The Test
The Bondels were a happy family, and although they frequently quarrelled
about trifles, they soon became friends again.
Bondel was a merchant who had retired from active business after saving
enough to allow him to live quietly; he had rented a little house at
Saint-Germain and lived there with his wife. He was a quiet man with
very decided opinions; he had a certain degree of education and read
serious newspapers; nevertheless, he appreciated the gaulois wit.
Endowed with a logical mind, and that practical common sense which is the
master quality of the industrial French bourgeois, he thought little, but
clearly, and reached a decision only after careful consideration of the
matter in hand. He was of medium size, with a distinguished look, and
was beginning to turn gray.
His wife, who was full of serious qualities, had also several faults.

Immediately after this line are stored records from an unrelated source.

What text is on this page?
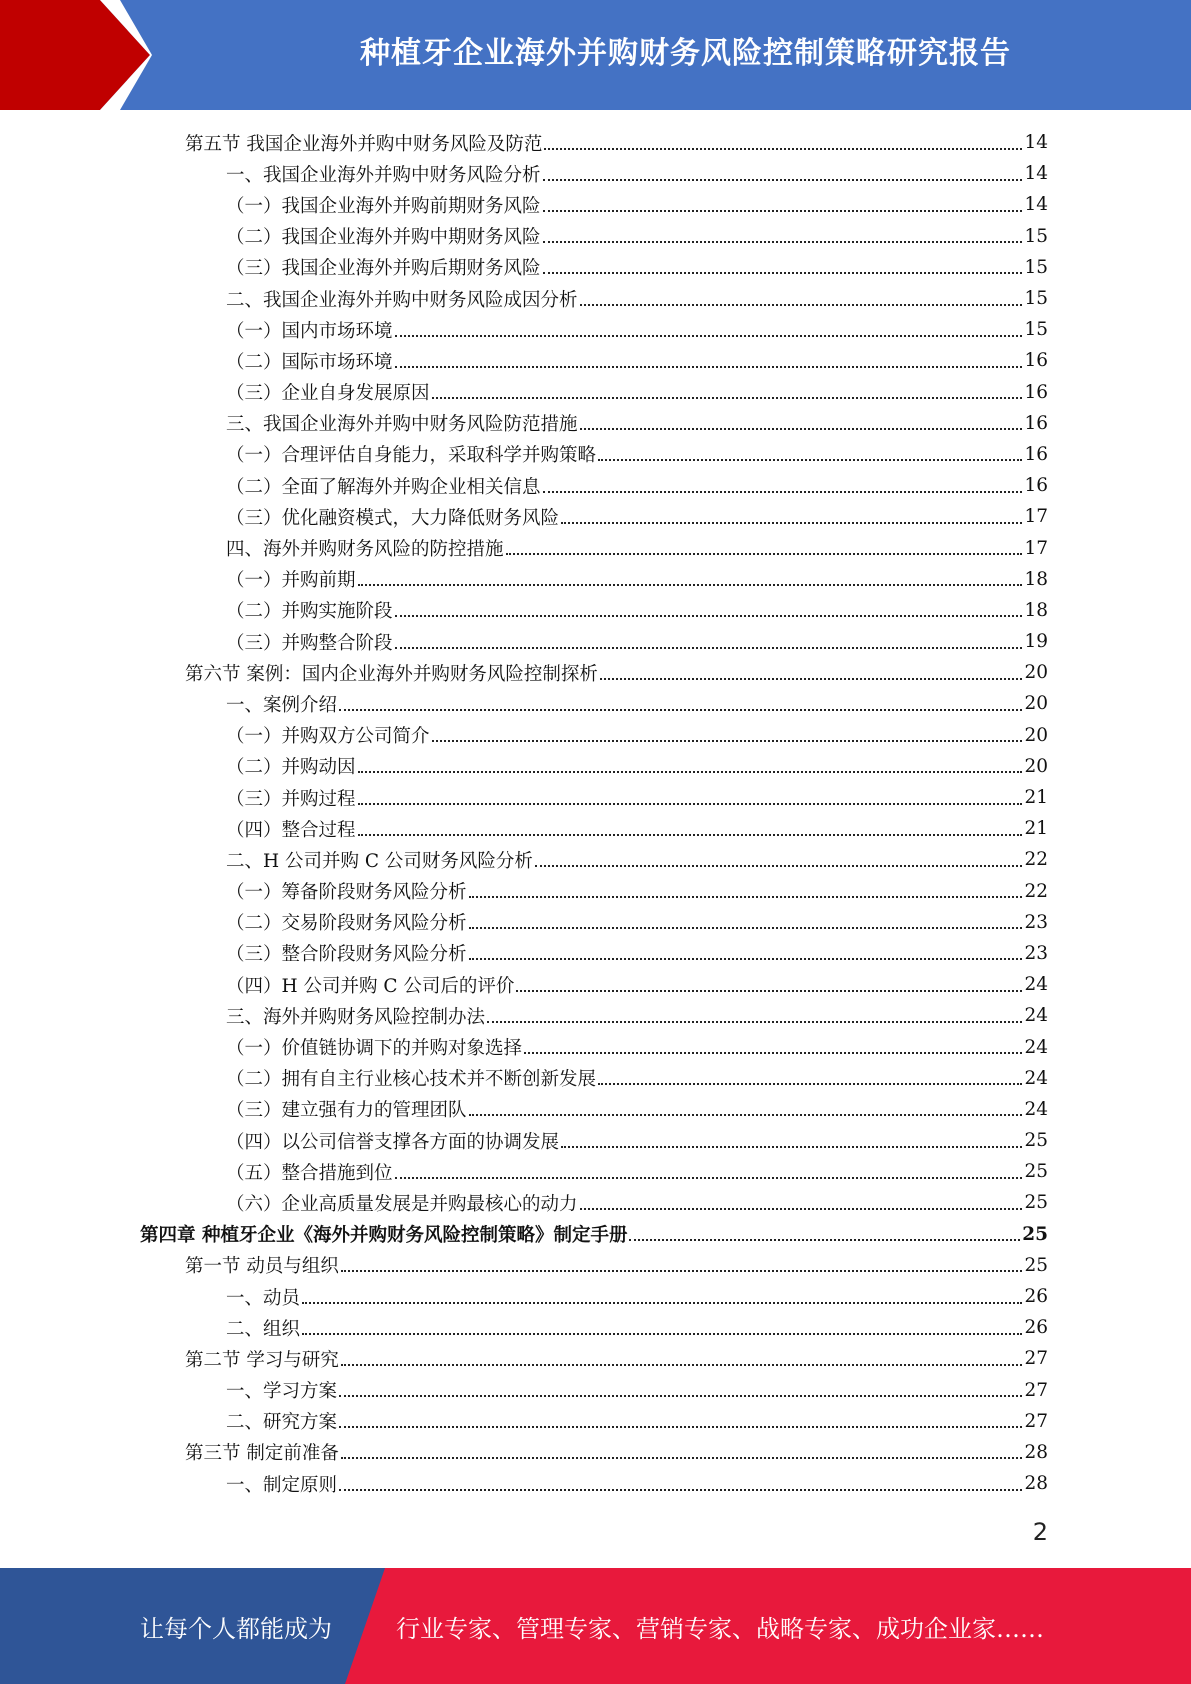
种植牙企业海外并购财务风险控制策略研究报告
第五节 我国企业海外并购中财务风险及防范	14
一、我国企业海外并购中财务风险分析	14
（一）我国企业海外并购前期财务风险	14
（二）我国企业海外并购中期财务风险	15
（三）我国企业海外并购后期财务风险	15
二、我国企业海外并购中财务风险成因分析	15
（一）国内市场环境	15
（二）国际市场环境	16
（三）企业自身发展原因	16
三、我国企业海外并购中财务风险防范措施	16
（一）合理评估自身能力，采取科学并购策略	16
（二）全面了解海外并购企业相关信息	16
（三）优化融资模式，大力降低财务风险	17
四、海外并购财务风险的防控措施	17
（一）并购前期	18
（二）并购实施阶段	18
（三）并购整合阶段	19
第六节 案例：国内企业海外并购财务风险控制探析	20
一、案例介绍	20
（一）并购双方公司简介	20
（二）并购动因	20
（三）并购过程	21
（四）整合过程	21
二、H 公司并购 C 公司财务风险分析	22
（一）筹备阶段财务风险分析	22
（二）交易阶段财务风险分析	23
（三）整合阶段财务风险分析	23
（四）H 公司并购 C 公司后的评价	24
三、海外并购财务风险控制办法	24
（一）价值链协调下的并购对象选择	24
（二）拥有自主行业核心技术并不断创新发展	24
（三）建立强有力的管理团队	24
（四）以公司信誉支撑各方面的协调发展	25
（五）整合措施到位	25
（六）企业高质量发展是并购最核心的动力	25
第四章 种植牙企业《海外并购财务风险控制策略》制定手册	25
第一节 动员与组织	25
一、动员	26
二、组织	26
第二节 学习与研究	27
一、学习方案	27
二、研究方案	27
第三节 制定前准备	28
一、制定原则	28
2
让每个人都能成为	行业专家、管理专家、营销专家、战略专家、成功企业家……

She had a quick temper and a frankness that bordered upon violence. She
bore a grudge a long time. She had once been pretty, but had now become
too stout and too red; but in her neighborhood at Saint-Germain she still
passed for a very beautiful woman, who exemplified health and an
uncertain temper.
Their dissensions almost always began at breakfast, over some trivial
matter, and they often continued all day and even until the following
day. Their simple, common, limited life imparted seriousness to the most
unimportant matters, and every topic of conversation became a subject of
dispute. This had not been so in the days when business occupied their
minds, drew their hearts together, and gave them common interests and
occupation.
But at Saint-Germain they saw fewer people. It had been necessary to
make new acquaintances, to create for themselves a new world among
strangers, a new existence devoid of occupations. Then the monotony of
loneliness had soured each of them a little; and the quiet happiness
which they had hoped and waited for with the coming of riches did not
appear.
One June morning, just as they were sitting down to breakfast, Bondel
asked:
"Do you know the people who live in the little red cottage at the end of
the Rue du Berceau?"
Madame Bondel was out of sorts. She answered:
"Yes and no; I am acquainted with them, but I do not care to know them."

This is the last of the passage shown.